Las nuevas pruebas sugieren que los lobos europeos no contribuyeron de forma detectable a la evolución del perro, y que los primeros canes europeos no fueron domesticados de forma independiente de los asiáticos, ya que ambos comparten el mismo perfil genético.

“Hace 15.000 años ya existían perros con ascendencias muy diferentes en toda Eurasia, desde Somerset hasta Siberia. Esto plantea la posibilidad de que la domesticación se produjera durante la última Edad de Hielo, más de 10.000 años antes de la aparición de cualquier otra planta o animal doméstico”, según Lachie Scarsbrook de la LMU.

El análisis isotópico reveló que los habitantes de Pınarbaşı probablemente alimentaban a los perros con pescado, lo que, junto con las pruebas de que fueron enterrados intencionadamente, sugiere una estrecha interacción entre las personas y sus perros.

El segundo de los estudios, encabezado por The Francis Crick Institute (Reino Unido) analizó el genoma de 216 restos de perros y lobos encontrados en Europa y sus alrededores.

El resultado fue que el espécimen más antiguo era un perro procedente del yacimiento de Kesslerloch (Suiza), cuya datación por radiocarbono lo sitúa hace 14.200 años.

Este animal compartía ascendencia con los de otras regiones, con lo que la diversificación genética de los perros domesticados habría comenzado hace más de 14.200 años y que los del Paleolítico en Europa no procedían de un proceso de domesticación independiente.
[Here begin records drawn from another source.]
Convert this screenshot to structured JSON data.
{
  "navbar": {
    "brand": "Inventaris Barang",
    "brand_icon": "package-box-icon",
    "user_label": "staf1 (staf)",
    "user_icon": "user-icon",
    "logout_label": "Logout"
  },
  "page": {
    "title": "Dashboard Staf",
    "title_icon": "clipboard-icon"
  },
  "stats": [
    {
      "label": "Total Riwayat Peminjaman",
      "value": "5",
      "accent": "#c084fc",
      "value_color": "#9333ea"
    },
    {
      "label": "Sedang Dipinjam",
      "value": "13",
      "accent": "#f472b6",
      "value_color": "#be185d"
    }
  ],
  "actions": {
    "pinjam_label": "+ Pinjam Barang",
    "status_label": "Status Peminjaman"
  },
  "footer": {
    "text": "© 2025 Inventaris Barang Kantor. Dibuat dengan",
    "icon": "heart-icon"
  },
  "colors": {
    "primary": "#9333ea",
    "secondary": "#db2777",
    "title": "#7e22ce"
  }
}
Único animal domesticado anterior a la agricultura

Los canes que convivían con los cazadores-recolectores europeos no fueron sustituidos con la llegada de las sociedades agrícolas, en el Neolítico, sino que contribuyeron de manera sustancial a la aparición de los perros europeos posteriores y, en última instancia, de los modernos.

Los análisis genéticos de los perros europeos actuales muestran que siguen siendo en gran medida similares a los neolíticos, lo que implica que la mayoría de las razas caninas europeas comunes podrían remontar aproximadamente la mitad de su ascendencia a los que vivían en Europa antes de la agricultura.

Los perros fueron el único animal domesticado anterior a la agricultura, “por lo que su evolución puede ayudarnos a comprender cómo un gran cambio en el estilo de vida moldeó nuestra propia historia”, en palabras de Pontus Skoglund del Instituto Crick.

El autor consideró “fascinante” que los perros que vivieron antes de la era de la agricultura contribuyeran de manera sustancial a la genética de la ganadería y de los perros europeos actuales.